Pirmasens
Studenten zeigen Pläne: Was wird aus der Palatia-Fabrik?
Wenn in den nächsten Tagen ein Abrissbagger an der Palatia-Schuhfabrik in Gersbach anrückt, geht es auf keinen Fall dem Fabrikgebäude an den Kragen, wie Denis Clauer, Vorsitzender der Hildenbrand-Stiftung, betont. Die Umnutzung des früheren Fabrikgeländes wird mit der Schaffung eines Bauplatzes angegangen. Größere Pläne entwickeln derzeit Studenten.
Das 1000 Quadratmeter große Fabrikareal mit großem Wiesengelände in der Denkmalstraße in Gersbach gehört zu den Filetgrundstücken der Stadt für neues Bauland. Die 1919 von Jakob Hildenbrand gegründete Fabrik steht seit mehr als 20 Jahren leer, ist mittlerweile von allem Gerät und Müll gesäubert worden und wartet auf einen neuen Besitzer.

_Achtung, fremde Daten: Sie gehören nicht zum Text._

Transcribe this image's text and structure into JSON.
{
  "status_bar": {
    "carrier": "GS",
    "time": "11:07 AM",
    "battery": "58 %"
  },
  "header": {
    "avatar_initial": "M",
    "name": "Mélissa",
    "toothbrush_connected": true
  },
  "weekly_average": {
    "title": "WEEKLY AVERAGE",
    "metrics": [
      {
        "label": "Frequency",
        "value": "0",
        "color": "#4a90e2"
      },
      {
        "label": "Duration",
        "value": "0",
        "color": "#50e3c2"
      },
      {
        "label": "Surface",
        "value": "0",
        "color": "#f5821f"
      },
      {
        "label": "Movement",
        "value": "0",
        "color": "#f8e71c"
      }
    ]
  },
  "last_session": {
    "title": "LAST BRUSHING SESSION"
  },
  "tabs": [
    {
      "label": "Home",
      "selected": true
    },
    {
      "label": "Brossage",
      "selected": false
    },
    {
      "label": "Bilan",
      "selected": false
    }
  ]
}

Clauer würde gerne Wohnungen darin sehen. Es fehlt jedoch momentan an Investoren, die Lofts realisieren wollen.
Platz genug für kreative Ideen
Das benachbarte Wiesengelände könnte acht Bauplätze ergeben. Der Baumbestand auf den Wiesen wurde kürzlich schon gefällt, womit das Gelände langsam baureif wird. Für den besseren Zugang und einen weiteren Bauplatz soll nun in den nächsten Tagen die frühere Firmengarage der Fabrik abgerissen werden, wie Clauer auf Anfrage informiert. Das nebenstehende Wohnhaus ist davon noch nicht betroffen, obwohl es mittelfristig auch zum Abriss vorgesehen sein dürfte.
Auf dem Fabrikgelände der Palatia-Fabrik hatten bis zur Schließung über 100 Arbeiter Schuhe der Marke Palatia produziert. Teile der jetzt noch erhaltenen Fabrik wurden bereits in den 1930er Jahren gebaut. Jakob Hildenbrand hatte in der Windsberger Straße das Unternehmen 1919 gegründet. Seine in den 1960er Jahren erbaute Villa unweit der Fabrik steht ebenfalls zum Verkauf. Inhaber ist derzeit die Hildenbrand-Stiftung.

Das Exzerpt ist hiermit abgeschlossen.